Of course these tips aren’t my own original work; in fact I think they’re pretty widely accepted in the Oracle professional community. We’ve been hearing these ideas for years now at conferences and user groups. I just picked a few that could make the biggest impact for this team right now – and I put the ideas in my own words. These were my top three:
- Aggressively search for opportunities to do less computational work.
- Fewer switches between SQL, PL/SQL and Java.
- Java is slowest, PL/SQL is faster, C and SQL are fastest.
- Operate in bulk whenever possible.
- Avoid using any kind of loop in your code whenever possible. If loops are required, operate on large chunks at a time (for example, by increasing fetch sizes).
- Avoid coding in multiple steps whenever possible. If multiple steps are faster, ask how you’re code works and why Oracle isn’t automatically doing the same.
- Always utilize tracing/logging when coding and tuning. Create logs at the most granular level possible, then summarize the results by time (aka profiling). Calibrate everything in terms of wall clock elapsed time for entire job.
- Utilize database 10046 log files for any jobs where the database is an important component. There are several profilers available with various feature levels and price points (starting with free); utilize one of these to summarize the logs. These logs can safely be generated in production.
- Use the Oracle PL/SQL Profiler to generate profiles on critical path PL/SQL code.

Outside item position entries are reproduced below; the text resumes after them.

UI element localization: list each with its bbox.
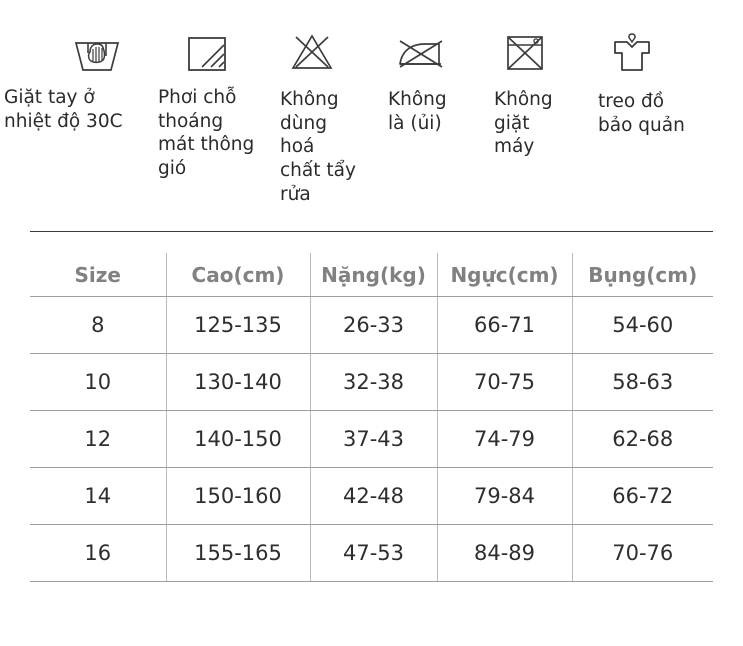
cell-weight: 32-38: [310, 353, 438, 411]
table-row: 10 130-140 32-38 70-75 58-63: [30, 353, 713, 411]
cell-size: 16: [30, 524, 167, 582]
care-label-hand-wash: Giặt tay ở nhiệt độ 30C: [4, 87, 123, 132]
cell-height: 150-160: [166, 467, 311, 525]
care-label-dry-in-shade: Phơi chỗ thoáng mát thông gió: [158, 87, 255, 180]
care-item-do-not-machine-wash: Không giặt máy: [494, 32, 598, 159]
cell-chest: 70-75: [437, 353, 573, 411]
care-item-hang-dry: treo đồ bảo quản: [598, 28, 738, 137]
column-header-height: Cao(cm): [166, 253, 311, 297]
column-header-chest: Ngực(cm): [437, 253, 573, 297]
column-header-weight: Nặng(kg): [310, 253, 438, 297]
table-row: 8 125-135 26-33 66-71 54-60: [30, 296, 713, 354]
do-not-machine-wash-icon: [507, 36, 543, 70]
table-header-row: Size Cao(cm) Nặng(kg) Ngực(cm) Bụng(cm): [30, 253, 713, 297]
care-label-do-not-bleach: Không dùng hoá chất tẩy rửa: [280, 89, 356, 205]
cell-size: 8: [30, 296, 167, 354]
do-not-iron-icon: [399, 40, 443, 68]
care-item-do-not-iron: Không là (ủi): [388, 32, 494, 135]
table-row: 12 140-150 37-43 74-79 62-68: [30, 410, 713, 468]
cell-waist: 62-68: [572, 410, 713, 468]
section-divider: [30, 231, 713, 232]
cell-waist: 58-63: [572, 353, 713, 411]
table-row: 16 155-165 47-53 84-89 70-76: [30, 524, 713, 582]
size-chart-table: Size Cao(cm) Nặng(kg) Ngực(cm) Bụng(cm) …: [30, 253, 713, 582]
cell-waist: 66-72: [572, 467, 713, 525]
care-item-hand-wash: Giặt tay ở nhiệt độ 30C: [4, 34, 154, 133]
cell-height: 155-165: [166, 524, 311, 582]
cell-weight: 47-53: [310, 524, 438, 582]
column-header-size: Size: [30, 253, 167, 297]
care-label-do-not-iron: Không là (ủi): [388, 89, 447, 134]
hang-dry-shirt-icon: [614, 33, 650, 71]
care-symbols-section: Giặt tay ở nhiệt độ 30C Phơi chỗ thoáng …: [0, 0, 743, 215]
cell-size: 14: [30, 467, 167, 525]
column-header-waist: Bụng(cm): [572, 253, 713, 297]
cell-chest: 74-79: [437, 410, 573, 468]
table-row: 14 150-160 42-48 79-84 66-72: [30, 467, 713, 525]
dry-in-shade-icon: [188, 37, 226, 71]
cell-weight: 37-43: [310, 410, 438, 468]
cell-waist: 54-60: [572, 296, 713, 354]
cell-chest: 79-84: [437, 467, 573, 525]
size-table-section: Size Cao(cm) Nặng(kg) Ngực(cm) Bụng(cm) …: [30, 253, 713, 582]
cell-chest: 66-71: [437, 296, 573, 354]
cell-height: 140-150: [166, 410, 311, 468]
care-label-hang-dry: treo đồ bảo quản: [598, 91, 685, 136]
care-item-dry-in-shade: Phơi chỗ thoáng mát thông gió: [158, 34, 280, 181]
cell-height: 125-135: [166, 296, 311, 354]
cell-weight: 26-33: [310, 296, 438, 354]
cell-height: 130-140: [166, 353, 311, 411]
cell-weight: 42-48: [310, 467, 438, 525]
do-not-bleach-icon: [291, 34, 333, 69]
care-label-do-not-machine-wash: Không giặt máy: [494, 89, 553, 158]
cell-size: 10: [30, 353, 167, 411]
hand-wash-icon: [74, 42, 120, 71]
cell-size: 12: [30, 410, 167, 468]
care-item-do-not-bleach: Không dùng hoá chất tẩy rửa: [280, 30, 380, 206]
cell-chest: 84-89: [437, 524, 573, 582]
cell-waist: 70-76: [572, 524, 713, 582]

- When tuning SQL, follow these steps:
- Remove all hints.
- Use dbms_xplan, 10046 and 10053 traces – in that order – to determine where the CBO went wrong. Compare CBO row count estimates with actual row counts before time-consuming, in-depth analysis of 10053 logs.
- Add hints only with justification about why the hint is preferable to fixing underlying cause. Generally speaking, hints should be viewed as band-aids.

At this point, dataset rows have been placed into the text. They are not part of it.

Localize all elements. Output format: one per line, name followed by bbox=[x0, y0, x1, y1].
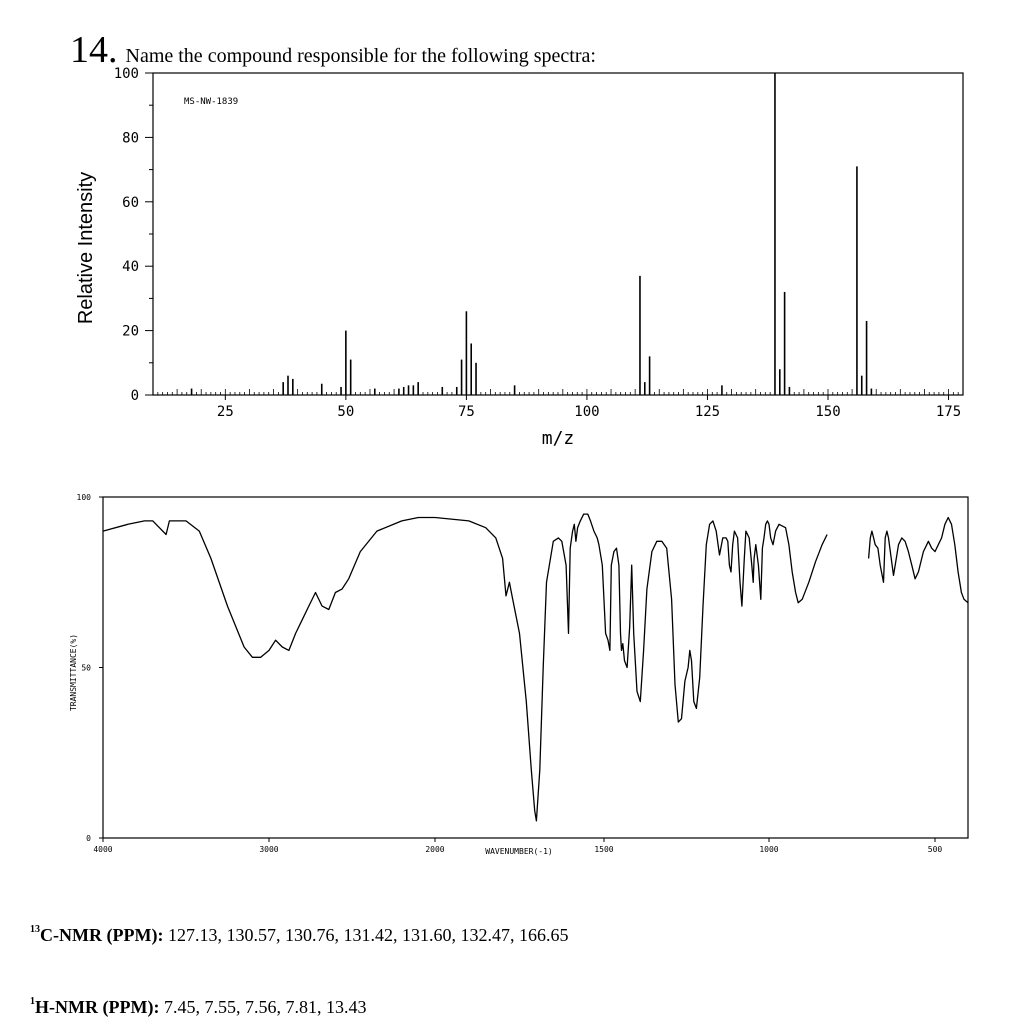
ms-y-tick-label: 60 bbox=[122, 195, 139, 211]
ms-y-tick-label: 80 bbox=[122, 130, 139, 146]
ir-x-axis-label: WAVENUMBER(-1) bbox=[485, 847, 552, 856]
ir-plot-frame bbox=[102, 496, 969, 839]
ms-y-tick-label: 100 bbox=[114, 66, 139, 82]
ms-x-tick-label: 125 bbox=[695, 404, 720, 420]
ir-x-tick-label: 3000 bbox=[259, 845, 278, 854]
h1-nmr-values: 7.45, 7.55, 7.56, 7.81, 13.43 bbox=[163, 997, 367, 1017]
ms-x-tick-label: 50 bbox=[337, 404, 354, 420]
ir-y-tick-label: 100 bbox=[77, 493, 92, 502]
ir-x-tick-label: 2000 bbox=[425, 845, 444, 854]
ir-x-tick-label: 4000 bbox=[93, 845, 112, 854]
ms-x-tick-label: 75 bbox=[458, 404, 475, 420]
ms-x-tick-label: 100 bbox=[574, 404, 599, 420]
ms-chart-title: MS-NW-1839 bbox=[184, 97, 238, 107]
ms-x-tick-label: 175 bbox=[936, 404, 961, 420]
ms-plot-frame bbox=[152, 72, 964, 396]
question-number: 14. bbox=[70, 29, 118, 71]
ms-y-tick-label: 20 bbox=[122, 324, 139, 340]
h1-nmr-label: H-NMR (PPM): bbox=[35, 997, 160, 1017]
c13-isotope: 13 bbox=[30, 924, 40, 935]
c13-nmr-line: 13C-NMR (PPM): 127.13, 130.57, 130.76, 1… bbox=[30, 924, 568, 946]
ir-y-axis-label: TRANSMITTANCE(%) bbox=[69, 634, 78, 711]
ir-spectrum-line bbox=[102, 513, 828, 822]
c13-nmr-label: C-NMR (PPM): bbox=[40, 925, 164, 945]
ir-x-tick-label: 500 bbox=[928, 845, 943, 854]
ir-spectrum-chart: 4000 3000 2000 1500 1000 500 0 50 100 WAVENUMBER(… bbox=[69, 493, 969, 856]
h1-nmr-line: 1H-NMR (PPM): 7.45, 7.55, 7.56, 7.81, 13… bbox=[30, 996, 366, 1018]
ir-y-tick-label: 0 bbox=[86, 834, 91, 843]
ir-x-tick-label: 1000 bbox=[759, 845, 778, 854]
mass-spectrum-chart: 25 50 75 100 125 150 175 0 20 40 60 80 100 MS-NW-1839… bbox=[75, 66, 964, 449]
ir-x-tick-label: 1500 bbox=[594, 845, 613, 854]
question-text: Name the compound responsible for the fo… bbox=[125, 45, 596, 67]
ms-y-axis-label: Relative Intensity bbox=[75, 172, 97, 324]
question-heading: 14. Name the compound responsible for th… bbox=[70, 28, 596, 72]
ir-y-tick-label: 50 bbox=[81, 664, 91, 673]
ms-x-axis-label: m/z bbox=[542, 428, 575, 449]
ms-y-tick-label: 0 bbox=[131, 388, 139, 404]
ms-y-tick-label: 40 bbox=[122, 259, 139, 275]
ir-spectrum-line bbox=[867, 516, 969, 604]
ms-x-tick-label: 150 bbox=[815, 404, 840, 420]
h1-isotope: 1 bbox=[30, 996, 35, 1007]
c13-nmr-values: 127.13, 130.57, 130.76, 131.42, 131.60, … bbox=[167, 925, 569, 945]
ms-x-tick-label: 25 bbox=[217, 404, 234, 420]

- When a good plan is found and underlying causes cannot be addressed, use DBMS_XPLAN functions with the ADVANCED flag to retrieve a full set of hints. Use this to lock in the good plan and document the situation with SQL comments. (11g will offer new options for plan management, but this method will be sufficient for 10g.)
I’m sure that these tips aren’t perfect – so please share your thoughts! How could I better word them? Do they apply to your development team?

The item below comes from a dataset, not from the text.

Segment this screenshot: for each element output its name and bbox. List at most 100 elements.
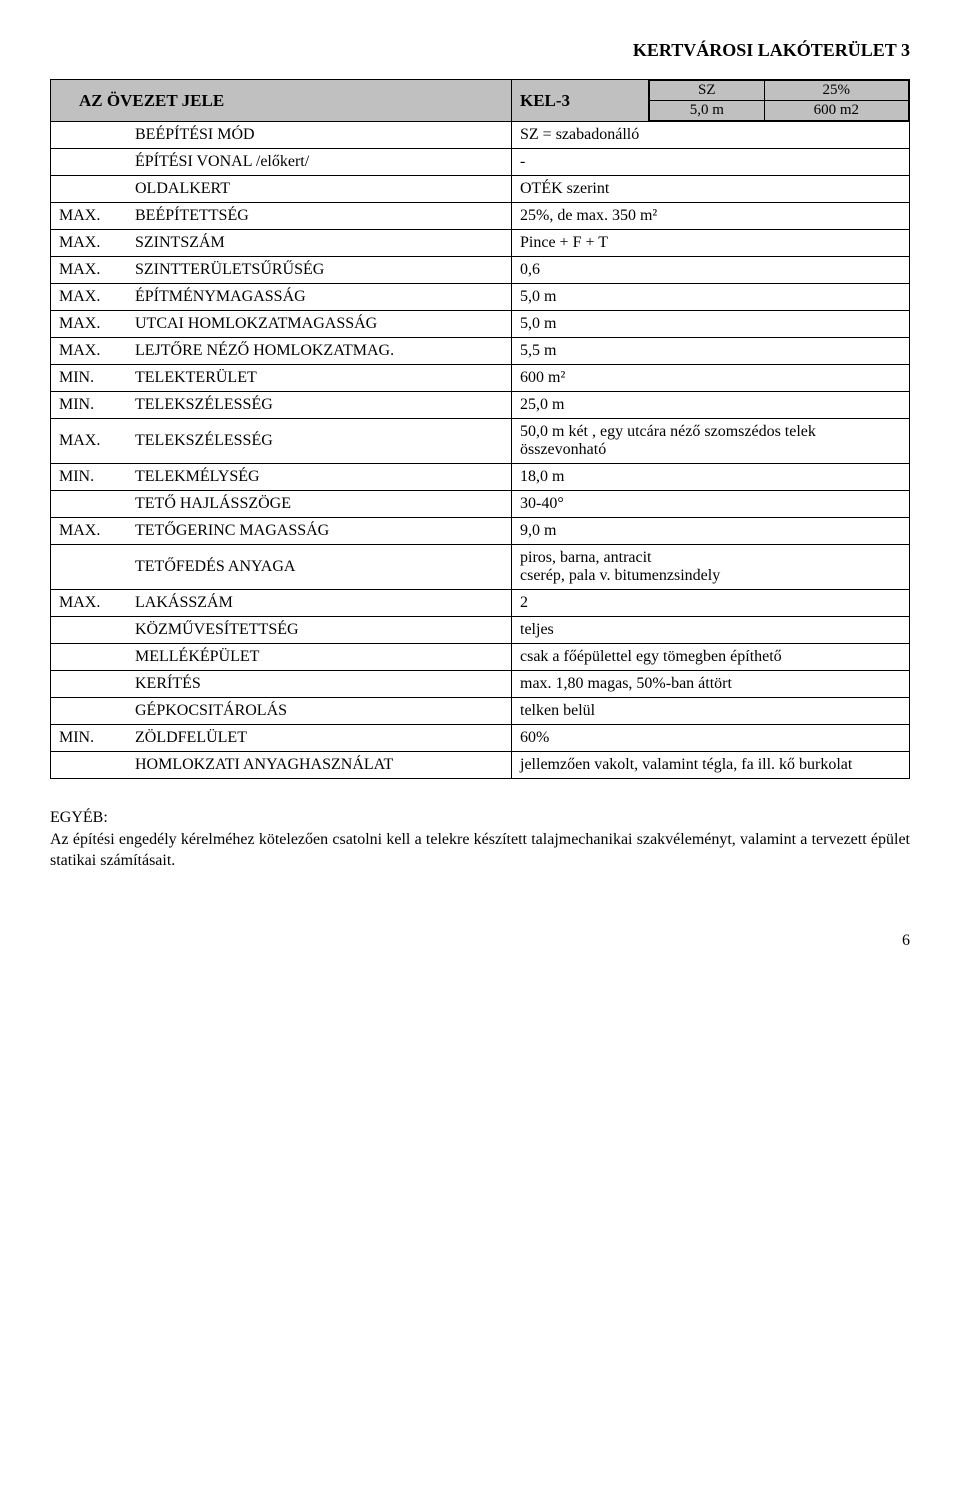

I’m definitely no guru of Oracle performance yet, but I have been involved in a number of performance-oriented projects. My experience has been that it’s pretty common to have certain assumptions built in to the project through scoping and goal statements before I arrive. Often, project sponsors have already decided that one of the most important items in a performance project is that someone with experience in storage and system configuration for Oracle (this is usually me) will review settings and statistics for things like database parameters, AWR reports, operating system kernel settings, networking, I/O, etc. The contractual “statement of work” might say something like “review and assess configuration and architecture” with a list of specific areas of configuration.
I’m not opposed to periodic configuration audits or having a second set of eyes look over the setup. But this very customer was a perfect example of how these assumptions about performance tuning through system review really are not the best way to work. Due to the many parties involved in this contract and various expectations, it was important for me to review the system configuration – so I did spend time on this review. However I was lucky that the team and managers who I directly worked with were sharp and open-minded. After some spirited discussion we slightly altered our approach: starting at the top of the stack and working down rather than the other way around.
Our first two weeks were focused on the most important business reports and only during the last two weeks did I take an in-depth look at storage and system configuration. Can you guess what happened? Looking at the top business problems led us straight to the most important bottlenecks impacting reports across the board. It also showed me which areas of system configuration could have the biggest impact on the business. By the time I started doing a system review, I already knew which areas to focus on. Furthermore, I could already make some estimations about best-case impact of system changes on overall report run-times. Not surprisingly, I knew that no system change was going to give us the improvement we wanted – but tuning a few small pieces of code that were used widely gave us even more improvement than we had thought possible.
Again, this isn’t new… it’s stuff we’ve been hearing at conferences and user groups for years now. But it seems to me that it’s still worth repeating.